Tangentially related: my personal open source project (ntfy.sh) is starting to o...

aseipp · on Oct 27, 2023

If by "outgrow" you mean you want to improve concurrent read/write performance, availability, and throughput via replication, then I would -- personally, for peace of mind and ease -- look at just buying a managed RDBMS from someone with predictable pricing and using that. Buy PlanetScale, Aurora, Neon, CockroachDB Cloud, etc and let them handle it. PlanetScale and Aurora in particular have plans that let you fix the I/O costs and only pay for compute and storage, which is pretty attractive. They also use standard MySQL/Postgres, so you can migrate in/out to other providers later. It does mean you must spend time on the migration though, and spend time understanding the implications of your new storage choice (latency, failure modes, etc.)

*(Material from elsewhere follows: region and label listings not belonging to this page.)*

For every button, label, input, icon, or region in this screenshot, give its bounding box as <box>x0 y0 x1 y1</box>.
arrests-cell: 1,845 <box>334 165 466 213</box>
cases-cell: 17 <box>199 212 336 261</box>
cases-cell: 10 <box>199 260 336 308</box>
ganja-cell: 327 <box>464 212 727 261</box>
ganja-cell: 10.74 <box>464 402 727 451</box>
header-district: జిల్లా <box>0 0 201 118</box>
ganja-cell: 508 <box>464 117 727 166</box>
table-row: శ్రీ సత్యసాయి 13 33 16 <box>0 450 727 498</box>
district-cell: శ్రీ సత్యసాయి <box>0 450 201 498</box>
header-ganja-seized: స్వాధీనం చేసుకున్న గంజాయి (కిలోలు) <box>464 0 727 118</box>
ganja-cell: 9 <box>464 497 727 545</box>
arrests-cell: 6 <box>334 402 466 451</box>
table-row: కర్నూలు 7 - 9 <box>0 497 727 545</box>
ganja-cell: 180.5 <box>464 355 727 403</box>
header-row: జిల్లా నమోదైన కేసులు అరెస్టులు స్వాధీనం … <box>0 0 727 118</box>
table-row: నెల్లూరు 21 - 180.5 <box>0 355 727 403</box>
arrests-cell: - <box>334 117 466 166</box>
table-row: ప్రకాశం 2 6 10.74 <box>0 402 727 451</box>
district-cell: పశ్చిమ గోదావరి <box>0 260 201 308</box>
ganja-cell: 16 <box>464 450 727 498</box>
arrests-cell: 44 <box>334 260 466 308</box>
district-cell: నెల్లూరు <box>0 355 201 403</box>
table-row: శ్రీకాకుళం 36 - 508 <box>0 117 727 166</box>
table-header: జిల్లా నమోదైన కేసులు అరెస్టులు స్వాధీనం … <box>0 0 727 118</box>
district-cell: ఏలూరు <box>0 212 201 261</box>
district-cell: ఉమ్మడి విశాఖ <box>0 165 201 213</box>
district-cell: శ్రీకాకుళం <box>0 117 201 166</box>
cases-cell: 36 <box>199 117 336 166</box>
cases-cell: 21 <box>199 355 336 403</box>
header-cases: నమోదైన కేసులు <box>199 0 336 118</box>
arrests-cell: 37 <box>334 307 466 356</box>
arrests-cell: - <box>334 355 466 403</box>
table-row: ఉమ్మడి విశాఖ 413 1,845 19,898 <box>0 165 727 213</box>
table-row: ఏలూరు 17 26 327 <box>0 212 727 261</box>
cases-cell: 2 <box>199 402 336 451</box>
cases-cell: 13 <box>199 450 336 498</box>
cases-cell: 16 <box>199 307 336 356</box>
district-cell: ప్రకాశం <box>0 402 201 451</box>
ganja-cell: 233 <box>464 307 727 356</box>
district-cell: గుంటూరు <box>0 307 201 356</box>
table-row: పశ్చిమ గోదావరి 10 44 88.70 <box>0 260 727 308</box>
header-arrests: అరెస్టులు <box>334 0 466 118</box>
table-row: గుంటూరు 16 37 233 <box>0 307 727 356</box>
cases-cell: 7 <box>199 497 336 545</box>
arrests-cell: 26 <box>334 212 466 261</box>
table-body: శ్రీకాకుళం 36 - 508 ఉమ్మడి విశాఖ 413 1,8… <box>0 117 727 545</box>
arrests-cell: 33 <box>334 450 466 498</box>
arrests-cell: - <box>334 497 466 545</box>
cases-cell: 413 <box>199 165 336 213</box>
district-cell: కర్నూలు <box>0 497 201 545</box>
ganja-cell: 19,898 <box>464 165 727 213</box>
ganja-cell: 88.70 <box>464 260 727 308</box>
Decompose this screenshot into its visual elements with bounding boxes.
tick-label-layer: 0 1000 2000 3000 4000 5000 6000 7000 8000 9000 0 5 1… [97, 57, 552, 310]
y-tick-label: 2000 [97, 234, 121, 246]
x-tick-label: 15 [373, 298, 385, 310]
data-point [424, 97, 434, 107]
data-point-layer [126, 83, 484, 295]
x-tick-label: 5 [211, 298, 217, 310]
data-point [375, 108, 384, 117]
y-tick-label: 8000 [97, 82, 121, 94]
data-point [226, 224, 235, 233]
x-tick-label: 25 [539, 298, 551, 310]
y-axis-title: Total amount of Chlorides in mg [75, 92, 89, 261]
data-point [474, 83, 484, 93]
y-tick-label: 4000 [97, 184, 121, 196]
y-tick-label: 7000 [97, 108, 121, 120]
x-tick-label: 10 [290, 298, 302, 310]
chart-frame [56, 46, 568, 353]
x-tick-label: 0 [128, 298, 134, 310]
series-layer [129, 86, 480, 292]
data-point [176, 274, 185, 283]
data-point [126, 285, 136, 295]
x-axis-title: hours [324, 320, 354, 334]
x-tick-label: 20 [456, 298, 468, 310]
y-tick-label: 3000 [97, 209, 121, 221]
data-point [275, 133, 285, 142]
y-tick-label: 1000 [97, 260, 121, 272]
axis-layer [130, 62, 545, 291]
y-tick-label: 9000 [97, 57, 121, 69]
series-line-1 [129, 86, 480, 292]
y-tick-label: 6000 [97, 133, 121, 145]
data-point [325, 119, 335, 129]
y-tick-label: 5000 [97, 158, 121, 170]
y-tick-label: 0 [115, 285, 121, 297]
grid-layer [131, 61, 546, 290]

If you just want peace of mind and better disaster handling, and your current uptime, concurrent workload split, and performance is fine -- maybe your hosting provider eats it for an hour or two and you don't want to be hamstrung -- I would suggest just using a tool like Litestream, replicating the DB to S3, and setting up a hot standby server in some alternative region that you can fail over to and that actively synchronizes the working set. Always keep them up to date with deployment automation. Set up some alerting, and if a failure happens, terminate the main instance with prejudice, let the replica catch up by replaying any latest changes, and reorient your load balancer to point to it (Cloudflare tunnels are a good low-tech solution you could use to do that.) This might imply a small downtime window for the hot failover. For bonus points, you can automate this whole task, and actively perform it regularly, swapping between servers on regular cadence -- thus turning the design from having a primary/standby to simply having two interchangeable systems that swap roles. And then you have good confidence in hot-failover disaster recovery. e.g. just do this whole dance every week on Monday at 1am UTC, and you can have confidence it works and will stay working.

I do not know what other architectural constraints you might have. These are just suggestions. Good luck!

robertlagrant · on Oct 27, 2023

I know it's heresy, but could you defer the decision by sharding? E.g. customers with an email that hashes to a positive number goes to instance A; others to instance B. That might buy you some time.

simonw · on Oct 27, 2023

Can you throw more RAM and CPU at the problem instead?

binwiederhier · on Oct 27, 2023

I have and it works really well. This is less about SQLite not being able to handle it -- because it does -- and more about reliability and availability of the overall system. I don't want one server being down to affect the entire system.

JohnnyGault · on Oct 27, 2023

https://github.com/maxpert/marmot is SQLite replication thats eventually consistent and doesnt require a master server.

binwiederhier · on Oct 27, 2023

Fascinating, thanks. I'll check it out.

yawaramin · on Oct 27, 2023

Congrats, that's a great position to be in.

DANmode · on Oct 27, 2023

> some SQLite-replication thing

This feels like an uncharitable interpretation of the maturity of projects like LiteFS/rqlite/dqlite.

binwiederhier · on Oct 27, 2023

The vagueness of this comment and its perceived derogatory nature is merely a result of my ignorance around these technologies. It was not meant the way you perceived it.

That said, I looked at 2/3 a while ago:

- rqlite looks great and mature, though it has a HTTP interface, so I'll need to rewrite my database layer anyway to use it. At that point might as well to Postgres

- dqlite seemed like a failed Canonical experiment to me last time I checked, but looking again I think I may have had the wrong impression.

mharig · on Oct 28, 2023

There is also Litestream.

And: the SQLite homepage runs on - guess it. Maybe they have some doc/blog describing how they manage their traffic.